Computer Tech Support Scams
This is a commonly used scam that involves scammers pretending to be Microsoft or Apple support representatives. They claim your computer has been infected by a virus, followed by directing the user to data or an error message on the computer to "prove" they have remote access. The data or message, however, is one that exists on all computers. There are variants that ask the user to click on a link in an email that loads up ransomware to the victim computer, locking it up and asking for money to get the issue fixed. Avoiding the risk of ransomware is a must, so users should never click on emails of this kind. If you are contacted by third parties suddenly, never give access to your computer. If you have any reason to believe your computer was exposed to an infection, you should find an IT shop or your security software company's support for help.
Elder Financial Scamming
Seniors lose more than 2.9 billion dollars every year due to financial exploitation, according to the Government Accountability Office. Reports show most of the victims are around the ages of 80 to 89, living alone and requiring help with their daily lives. The perpetrators of these crimes often include legal guardians, home care workers, financial advisers, and even family members aside from the usual criminals that reach out via email, phone or over the internet.

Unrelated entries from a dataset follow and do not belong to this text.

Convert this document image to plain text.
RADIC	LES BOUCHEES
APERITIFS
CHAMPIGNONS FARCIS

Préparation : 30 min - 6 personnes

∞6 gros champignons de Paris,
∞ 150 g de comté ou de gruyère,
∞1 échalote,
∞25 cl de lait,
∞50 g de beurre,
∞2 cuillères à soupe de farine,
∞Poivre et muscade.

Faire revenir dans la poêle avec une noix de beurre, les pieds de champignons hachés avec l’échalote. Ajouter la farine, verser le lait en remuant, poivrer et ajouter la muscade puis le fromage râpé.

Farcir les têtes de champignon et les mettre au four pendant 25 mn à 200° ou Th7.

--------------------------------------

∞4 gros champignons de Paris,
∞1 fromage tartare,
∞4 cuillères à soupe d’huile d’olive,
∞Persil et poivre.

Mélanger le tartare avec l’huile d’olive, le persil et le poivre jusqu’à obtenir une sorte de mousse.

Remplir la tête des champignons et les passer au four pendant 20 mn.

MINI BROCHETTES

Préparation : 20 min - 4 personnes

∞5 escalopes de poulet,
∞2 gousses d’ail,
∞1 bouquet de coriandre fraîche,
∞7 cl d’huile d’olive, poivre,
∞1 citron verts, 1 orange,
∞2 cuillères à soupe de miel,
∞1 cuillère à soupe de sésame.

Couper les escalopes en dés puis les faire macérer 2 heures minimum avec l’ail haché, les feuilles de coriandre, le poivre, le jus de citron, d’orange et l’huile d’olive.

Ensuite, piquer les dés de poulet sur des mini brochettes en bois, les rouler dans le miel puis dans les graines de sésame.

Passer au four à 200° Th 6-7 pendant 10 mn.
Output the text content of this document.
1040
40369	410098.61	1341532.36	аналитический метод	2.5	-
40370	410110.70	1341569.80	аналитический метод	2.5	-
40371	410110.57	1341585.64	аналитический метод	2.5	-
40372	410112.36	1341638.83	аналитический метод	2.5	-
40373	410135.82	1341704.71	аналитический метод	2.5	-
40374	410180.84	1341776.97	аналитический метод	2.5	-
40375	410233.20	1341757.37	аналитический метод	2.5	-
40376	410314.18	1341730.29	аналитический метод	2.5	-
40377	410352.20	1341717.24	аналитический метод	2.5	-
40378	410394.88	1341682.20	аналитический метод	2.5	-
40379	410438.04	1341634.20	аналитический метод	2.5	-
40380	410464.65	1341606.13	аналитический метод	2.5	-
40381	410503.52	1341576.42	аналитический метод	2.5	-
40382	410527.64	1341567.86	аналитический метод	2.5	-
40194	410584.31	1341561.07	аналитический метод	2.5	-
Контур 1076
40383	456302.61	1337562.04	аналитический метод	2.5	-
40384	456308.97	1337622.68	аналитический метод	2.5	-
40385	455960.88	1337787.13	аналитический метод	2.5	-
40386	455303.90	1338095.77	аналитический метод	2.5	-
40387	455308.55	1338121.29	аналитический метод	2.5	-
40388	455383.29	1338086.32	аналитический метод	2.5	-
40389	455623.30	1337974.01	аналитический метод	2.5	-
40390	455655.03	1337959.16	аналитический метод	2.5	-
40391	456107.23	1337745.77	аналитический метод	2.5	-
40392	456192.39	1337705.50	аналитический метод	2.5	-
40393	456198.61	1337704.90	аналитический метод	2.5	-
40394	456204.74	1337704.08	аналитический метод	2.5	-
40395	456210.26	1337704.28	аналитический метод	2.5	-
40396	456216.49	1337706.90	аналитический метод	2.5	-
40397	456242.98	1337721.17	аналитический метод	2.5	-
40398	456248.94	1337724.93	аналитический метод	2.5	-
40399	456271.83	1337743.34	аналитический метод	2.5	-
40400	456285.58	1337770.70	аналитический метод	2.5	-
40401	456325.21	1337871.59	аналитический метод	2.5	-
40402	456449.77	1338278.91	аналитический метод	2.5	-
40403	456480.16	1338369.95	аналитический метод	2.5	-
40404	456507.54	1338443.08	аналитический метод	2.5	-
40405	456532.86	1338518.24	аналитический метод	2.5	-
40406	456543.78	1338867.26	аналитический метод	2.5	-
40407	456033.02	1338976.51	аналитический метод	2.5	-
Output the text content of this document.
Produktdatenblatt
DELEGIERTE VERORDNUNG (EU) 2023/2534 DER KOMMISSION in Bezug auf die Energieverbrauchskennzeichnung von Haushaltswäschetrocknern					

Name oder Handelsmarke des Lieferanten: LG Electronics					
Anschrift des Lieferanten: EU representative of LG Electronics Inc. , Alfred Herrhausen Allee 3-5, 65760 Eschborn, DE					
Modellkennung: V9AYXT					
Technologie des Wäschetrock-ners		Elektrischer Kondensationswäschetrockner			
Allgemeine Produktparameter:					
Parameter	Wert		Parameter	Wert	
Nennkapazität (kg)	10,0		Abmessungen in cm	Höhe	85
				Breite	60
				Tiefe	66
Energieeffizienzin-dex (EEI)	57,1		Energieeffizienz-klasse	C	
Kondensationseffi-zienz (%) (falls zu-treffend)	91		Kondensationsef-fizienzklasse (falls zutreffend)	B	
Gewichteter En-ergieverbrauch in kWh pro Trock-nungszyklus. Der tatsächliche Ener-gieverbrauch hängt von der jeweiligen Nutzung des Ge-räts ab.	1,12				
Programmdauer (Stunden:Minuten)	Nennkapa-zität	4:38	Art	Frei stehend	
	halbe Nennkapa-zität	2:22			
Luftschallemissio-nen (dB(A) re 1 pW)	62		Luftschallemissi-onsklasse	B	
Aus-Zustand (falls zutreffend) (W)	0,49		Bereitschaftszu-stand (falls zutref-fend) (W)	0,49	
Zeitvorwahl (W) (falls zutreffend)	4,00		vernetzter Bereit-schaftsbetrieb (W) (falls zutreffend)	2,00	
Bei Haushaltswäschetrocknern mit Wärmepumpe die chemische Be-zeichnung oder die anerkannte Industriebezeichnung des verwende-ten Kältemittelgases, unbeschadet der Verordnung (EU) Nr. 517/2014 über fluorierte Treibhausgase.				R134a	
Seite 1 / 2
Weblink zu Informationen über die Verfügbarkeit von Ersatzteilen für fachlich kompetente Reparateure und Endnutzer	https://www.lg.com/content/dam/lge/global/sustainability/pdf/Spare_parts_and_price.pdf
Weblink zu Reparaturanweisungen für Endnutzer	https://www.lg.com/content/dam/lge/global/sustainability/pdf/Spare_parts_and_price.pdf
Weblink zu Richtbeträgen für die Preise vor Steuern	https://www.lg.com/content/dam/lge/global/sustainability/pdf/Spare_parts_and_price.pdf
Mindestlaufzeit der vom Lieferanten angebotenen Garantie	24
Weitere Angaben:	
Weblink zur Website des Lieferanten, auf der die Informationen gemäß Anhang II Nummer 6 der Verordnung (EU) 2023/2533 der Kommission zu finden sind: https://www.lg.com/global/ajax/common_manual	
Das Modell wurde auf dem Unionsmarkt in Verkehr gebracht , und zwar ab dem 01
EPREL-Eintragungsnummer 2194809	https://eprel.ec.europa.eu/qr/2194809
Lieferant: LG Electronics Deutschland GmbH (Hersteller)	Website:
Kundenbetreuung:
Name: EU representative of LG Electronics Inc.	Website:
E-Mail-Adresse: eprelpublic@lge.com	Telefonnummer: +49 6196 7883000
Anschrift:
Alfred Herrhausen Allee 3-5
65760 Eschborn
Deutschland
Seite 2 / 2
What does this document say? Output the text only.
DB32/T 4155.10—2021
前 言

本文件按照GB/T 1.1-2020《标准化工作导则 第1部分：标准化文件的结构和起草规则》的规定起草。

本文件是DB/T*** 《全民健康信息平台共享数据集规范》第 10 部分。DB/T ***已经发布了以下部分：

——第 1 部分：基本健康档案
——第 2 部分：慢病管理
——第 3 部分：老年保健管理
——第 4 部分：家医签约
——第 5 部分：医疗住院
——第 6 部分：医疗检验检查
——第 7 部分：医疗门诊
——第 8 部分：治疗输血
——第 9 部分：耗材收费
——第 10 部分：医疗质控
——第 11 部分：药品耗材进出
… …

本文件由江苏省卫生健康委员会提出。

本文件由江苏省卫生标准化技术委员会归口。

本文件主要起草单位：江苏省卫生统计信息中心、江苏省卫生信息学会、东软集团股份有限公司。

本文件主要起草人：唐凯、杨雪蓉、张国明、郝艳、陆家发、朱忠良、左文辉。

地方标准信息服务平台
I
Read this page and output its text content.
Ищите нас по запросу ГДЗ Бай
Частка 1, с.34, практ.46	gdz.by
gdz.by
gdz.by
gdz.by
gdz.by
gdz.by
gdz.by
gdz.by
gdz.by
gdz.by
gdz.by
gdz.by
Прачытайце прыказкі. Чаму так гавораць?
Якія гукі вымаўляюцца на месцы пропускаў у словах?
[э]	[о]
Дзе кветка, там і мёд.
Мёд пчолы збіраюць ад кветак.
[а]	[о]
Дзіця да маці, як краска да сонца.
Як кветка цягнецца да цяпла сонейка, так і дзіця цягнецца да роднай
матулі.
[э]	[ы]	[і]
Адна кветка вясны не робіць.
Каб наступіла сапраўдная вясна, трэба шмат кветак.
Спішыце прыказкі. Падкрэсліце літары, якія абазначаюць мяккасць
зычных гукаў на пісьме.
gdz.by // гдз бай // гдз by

Fraudsters out there are using online dating websites to pretend to fall in love with victims online, working their way to earn their trust and to access their money. This is one of the most insidious scams out there, as it takes advantage of the vulnerability and loneliness of the people. Users are advised to be extremely careful with the personal information they entrust to people they meet online or in person.
There are other scams out there, ones that often involve criminals pretending to be a part of the Social Security Administration, local or even national law enforcement, banks and so forth. All of those are usually organizations their victims do business with, so this opens up a window of opportunity for social engineers to worm their way into the life of the victim and to earn their trust. As is the case with the previously mentioned scams, reaching out to the original organization's hotlines and support emails is a good way to investigate the potential scam attempt or simply not following whatever the scammers are attempting.